Zimbabwe: Crisis As Bulawayo De-Commissions Upper Ncema Dam

As the water situation across the country's major cities continues to worsen, the Bulawayo City Council has been forced to decommission one of its major sources of the precious liquid the Upper Ncema Dam.

In an interview with NewZimbabwe.com, the city's public relations officer, Bongiwe Ngwenya said the water levels in the decommissioned dam had plummeted to about 3.82%.

"The City of Bulawayo would like to advice the public that Upper Ncema Dam has been decommissioned with effect from Saturday, 8 June, 2019.

"Bulawayo City Council further advises consumers that the current 48 hour water shedding programme remains unchanged and residents are urged to conserve and use water sparingly," said Ngwenya.

Following the decommissioning of dam, Ngwenya said the city has remained with five sources of water.

"The city remains with five dams as available sources of surface water supply.
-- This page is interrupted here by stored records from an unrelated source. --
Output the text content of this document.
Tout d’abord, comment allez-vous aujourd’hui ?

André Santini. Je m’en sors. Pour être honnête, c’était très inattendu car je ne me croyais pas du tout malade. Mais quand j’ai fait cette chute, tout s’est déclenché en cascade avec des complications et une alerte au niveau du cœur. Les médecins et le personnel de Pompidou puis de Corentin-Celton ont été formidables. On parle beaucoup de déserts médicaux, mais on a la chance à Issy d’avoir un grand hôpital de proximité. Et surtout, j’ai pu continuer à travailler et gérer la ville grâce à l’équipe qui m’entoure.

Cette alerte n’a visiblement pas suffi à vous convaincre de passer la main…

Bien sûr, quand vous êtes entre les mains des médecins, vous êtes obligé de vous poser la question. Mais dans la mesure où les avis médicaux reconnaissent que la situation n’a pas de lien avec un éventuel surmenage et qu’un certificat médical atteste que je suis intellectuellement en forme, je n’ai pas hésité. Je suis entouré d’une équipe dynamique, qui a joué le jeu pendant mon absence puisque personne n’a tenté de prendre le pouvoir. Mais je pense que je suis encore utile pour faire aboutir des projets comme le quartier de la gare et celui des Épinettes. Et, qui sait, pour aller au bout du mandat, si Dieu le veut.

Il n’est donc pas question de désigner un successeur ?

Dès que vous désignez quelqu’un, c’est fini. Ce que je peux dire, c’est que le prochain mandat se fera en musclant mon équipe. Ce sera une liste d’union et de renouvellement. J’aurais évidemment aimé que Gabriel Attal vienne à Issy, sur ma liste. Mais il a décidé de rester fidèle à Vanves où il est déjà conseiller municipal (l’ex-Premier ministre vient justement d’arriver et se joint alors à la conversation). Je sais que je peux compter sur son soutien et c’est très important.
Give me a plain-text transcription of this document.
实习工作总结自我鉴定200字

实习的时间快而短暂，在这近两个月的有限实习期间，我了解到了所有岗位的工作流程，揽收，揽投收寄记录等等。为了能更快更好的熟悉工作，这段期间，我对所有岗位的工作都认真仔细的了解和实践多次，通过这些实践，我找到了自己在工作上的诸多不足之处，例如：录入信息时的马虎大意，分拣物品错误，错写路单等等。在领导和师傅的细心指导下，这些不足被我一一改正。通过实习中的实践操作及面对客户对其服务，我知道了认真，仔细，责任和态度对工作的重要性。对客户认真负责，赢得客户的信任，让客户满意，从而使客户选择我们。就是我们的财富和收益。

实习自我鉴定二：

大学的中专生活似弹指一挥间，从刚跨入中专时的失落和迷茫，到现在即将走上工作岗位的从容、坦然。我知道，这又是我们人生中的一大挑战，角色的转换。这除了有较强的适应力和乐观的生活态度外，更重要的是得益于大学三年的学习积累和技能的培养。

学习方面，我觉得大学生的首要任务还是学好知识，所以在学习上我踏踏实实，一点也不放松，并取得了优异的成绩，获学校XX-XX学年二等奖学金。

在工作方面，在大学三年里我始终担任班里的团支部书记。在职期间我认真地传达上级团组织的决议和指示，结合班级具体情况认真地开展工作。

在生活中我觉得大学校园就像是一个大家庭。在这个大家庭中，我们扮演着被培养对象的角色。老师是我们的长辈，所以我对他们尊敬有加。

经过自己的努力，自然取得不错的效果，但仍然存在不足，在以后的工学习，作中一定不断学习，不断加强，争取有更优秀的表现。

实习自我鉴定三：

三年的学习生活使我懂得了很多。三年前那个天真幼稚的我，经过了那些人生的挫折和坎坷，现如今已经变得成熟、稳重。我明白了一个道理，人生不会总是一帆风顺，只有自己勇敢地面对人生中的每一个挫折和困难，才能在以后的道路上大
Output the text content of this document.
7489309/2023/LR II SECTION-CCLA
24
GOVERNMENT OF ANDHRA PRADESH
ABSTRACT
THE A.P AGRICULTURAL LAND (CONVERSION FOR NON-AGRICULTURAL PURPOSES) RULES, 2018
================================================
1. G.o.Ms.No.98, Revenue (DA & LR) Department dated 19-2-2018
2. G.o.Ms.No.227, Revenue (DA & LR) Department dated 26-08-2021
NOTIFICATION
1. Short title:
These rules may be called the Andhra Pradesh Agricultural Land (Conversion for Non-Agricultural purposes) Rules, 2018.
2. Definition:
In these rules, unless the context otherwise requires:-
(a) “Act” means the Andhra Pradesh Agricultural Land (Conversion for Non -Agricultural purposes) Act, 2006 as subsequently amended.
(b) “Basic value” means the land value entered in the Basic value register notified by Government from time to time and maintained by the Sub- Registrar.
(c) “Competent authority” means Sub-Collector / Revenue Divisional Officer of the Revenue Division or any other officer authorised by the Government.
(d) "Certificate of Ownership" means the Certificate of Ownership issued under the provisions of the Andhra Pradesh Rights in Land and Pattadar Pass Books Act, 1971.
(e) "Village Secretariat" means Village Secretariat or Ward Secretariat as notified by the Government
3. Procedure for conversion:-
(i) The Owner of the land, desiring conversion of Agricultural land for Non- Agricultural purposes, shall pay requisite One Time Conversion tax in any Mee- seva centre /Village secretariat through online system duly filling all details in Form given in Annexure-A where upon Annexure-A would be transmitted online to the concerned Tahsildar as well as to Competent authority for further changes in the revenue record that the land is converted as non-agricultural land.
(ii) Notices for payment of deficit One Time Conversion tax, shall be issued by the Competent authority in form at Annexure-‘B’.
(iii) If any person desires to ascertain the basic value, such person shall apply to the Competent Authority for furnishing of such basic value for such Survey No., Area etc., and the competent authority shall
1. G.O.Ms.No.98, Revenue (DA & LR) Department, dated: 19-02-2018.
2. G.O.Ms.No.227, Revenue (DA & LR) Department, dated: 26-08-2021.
The total operational for all the dams is 50.70%," she said.

Bulawayo will now draw its water supplies from Lower Ncema, Umzingwane, Insiza, Mtshabezi and Inyankuni.

Bulawayo City Council introduced a 48-hour water shedding schedule in all suburbs. The country's second largest city has for years struggled to supply adequate water to its residents.

Calls for greater investment in water sources including the stalled Matabeleland-Zambezi Water Project seem to have fallen on deaf ears. The Gwayi-Shangani Dam construction has also hit a snag.

Harare the country's capital is also struggling with water supplies after a less than normal rain season while Zimbabwe's largest power source at Kariba on the Zambezi has had to scale down on generation due to low water levels.